We spent the next three hours bopping in and out of several more galleries and shops/boutiques, and I couldn't help noticing the use of either life-size or large-than-life statues and sculptures, usually made of bronze, to decorate the outside areas of the galleries.  I must have taken dozens of photos of these statues.   I've included some of my favorites below; very distinctive, and very expensive.  I've also saved some of the  "cuter" photos for my grandkids, since they're following the blog, too.  Except for little Luke who is still too young to read...but can certainly look at the photos.  These photos will be included in a follow-on blog entry for the grandkids, but feel free to also peruse that blog entry.  These sculptures were really neat to see as we walked up and down Canyon Road.







One other gallery I'd like to mention that we visited is the Frank Howell gallery.  My sister, Sandi, clued me in to Howell's art a number of years ago.  She has several of his Native American-themed pieces that are just out-of-this-world.  Very impressive.  So, I knew I had to drop by his gallery -- and we certainly weren't disappointed.  In addition to several Howell pieces of art, the works of several other artists were also on display.  Howell's work, whether original or in serigraph form, although quite expensive, does seem to increase in value as the years go by.  That said, I did find a serigraph I thought we could afford and then store it until we finish with our full-time traveling and are in a home or condo.  Alas, my idea was met with a very strong veto, so I'll have to do with the pics.  Someday, though, someday.   Here are a couple beautiful examples of Howell's work.  Howell has become one of my favorite artists; really love his style.

"Visitation"

"White Hummingbird"

So that's pretty much our Santa Fe sightseeing; we came away very impressed with the area and the weather is simply outstanding for this time of year.  Our one-day trip up to Taos (about 90 minutes away) was really a "bust" since the famous Taos Pueblo -- the oldest continuously occupied pueblo in the US -- was closed.  Not sure why, although one shop owner in Taos said it was closed for cleaning.  Guess with all the tourists coming and going they need some "down time" to keep things neat and clean.  Didn't do us much good, sigh.....  We did manage to have a great lunch on the Taos Plaza and also had some success doing some Christmas shopping.  So it wasn't all a total loss.  We traveled to/from Taos through the Kit Carson National Forest, which offered some different landscape to look at beside the desert southwest.  I did manage to "catch" some of the desert landscape area between Santa Fe and Taos as we exited the forest area.  Interesting formations.

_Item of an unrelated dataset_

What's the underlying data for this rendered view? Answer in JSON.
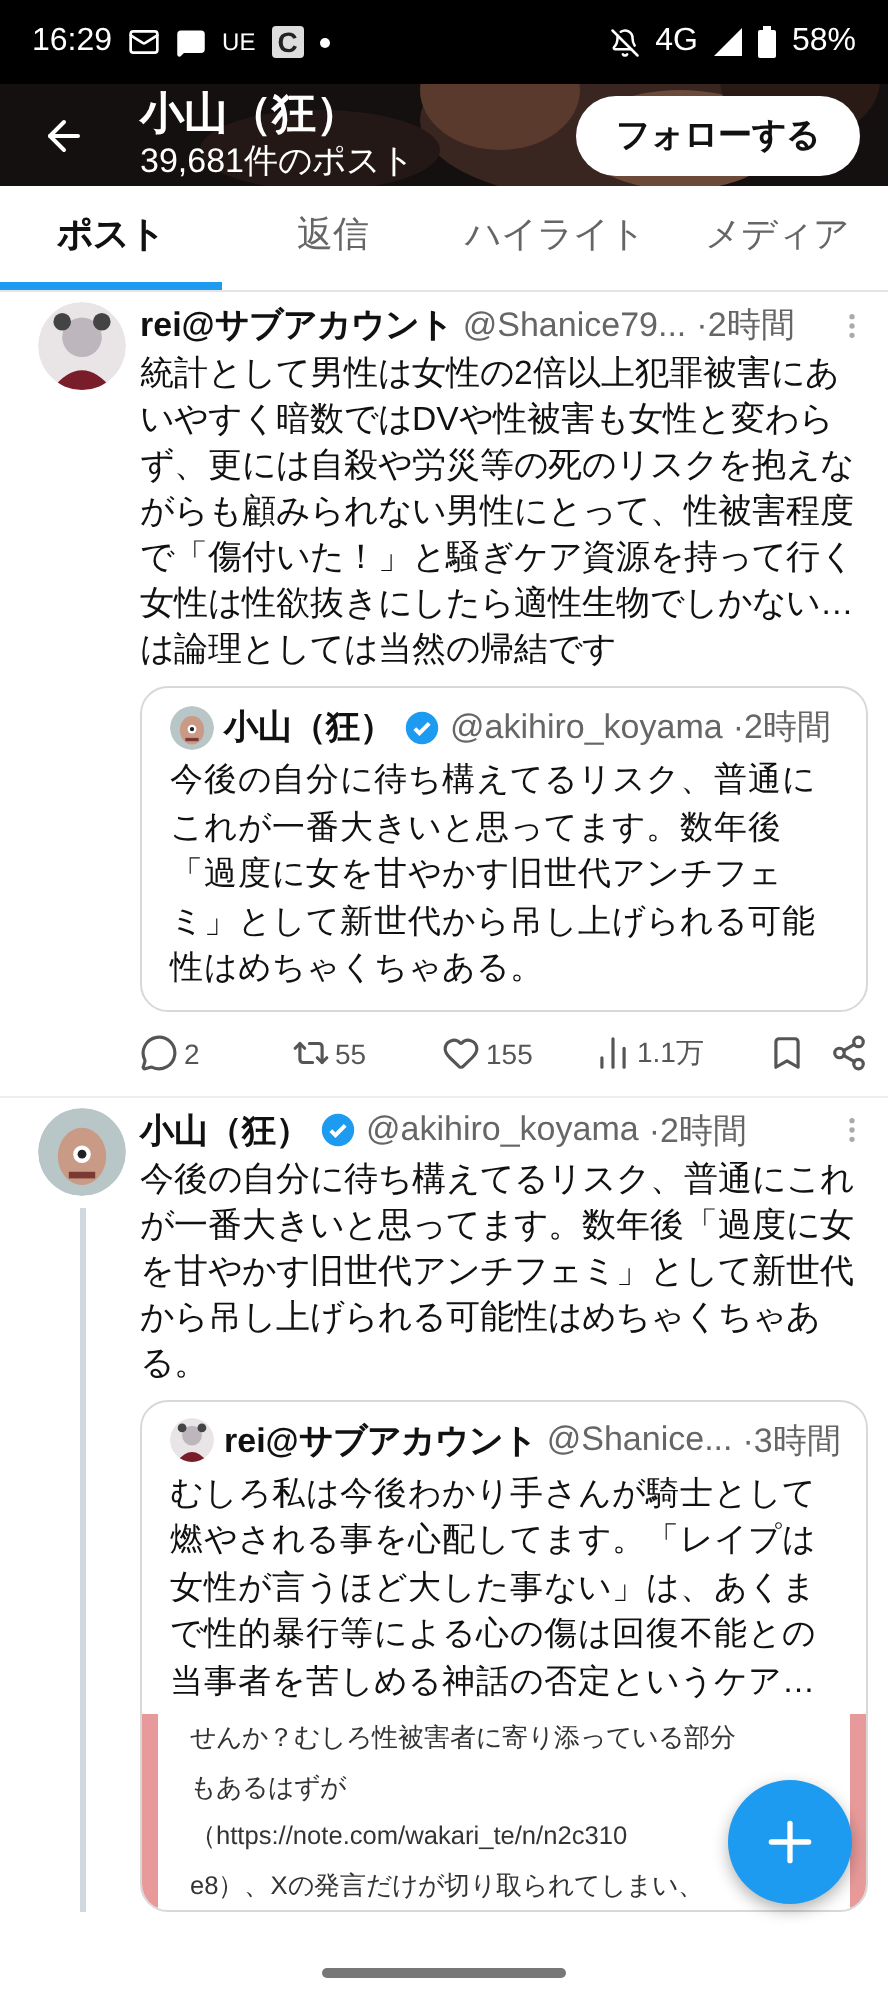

Before ending this blog entry, thought I might share a photo with everyone that shows just how friendly the folks are here in Santa Fe.  Lynette snapped this photo of me outside an art gallery posing with some new friends. And let me tell you --- these guys/gals just love to dance!


So, that's more or less closes the book on Santa Fe and New Mexico.  But believe me, we are coming back. Tomorrow morning, bright and early, we're off to Carlsbad, NM, on our way to southeastern Texas for a mini-reunion with some of the Texas Metzers.  Really looking forward to that.  On our way to Carlsbad we'll be driving through Roswell -- yes, THAT Roswell of UFO fame.  Located right in Roswell is the International UFO Museum and Research Center. With an earlier than usual start, we're hoping we can stop and visit/tour this museum on our way to Roswell.  More on that later.  And with that, I say Adios New Mexico -- Texas here we come!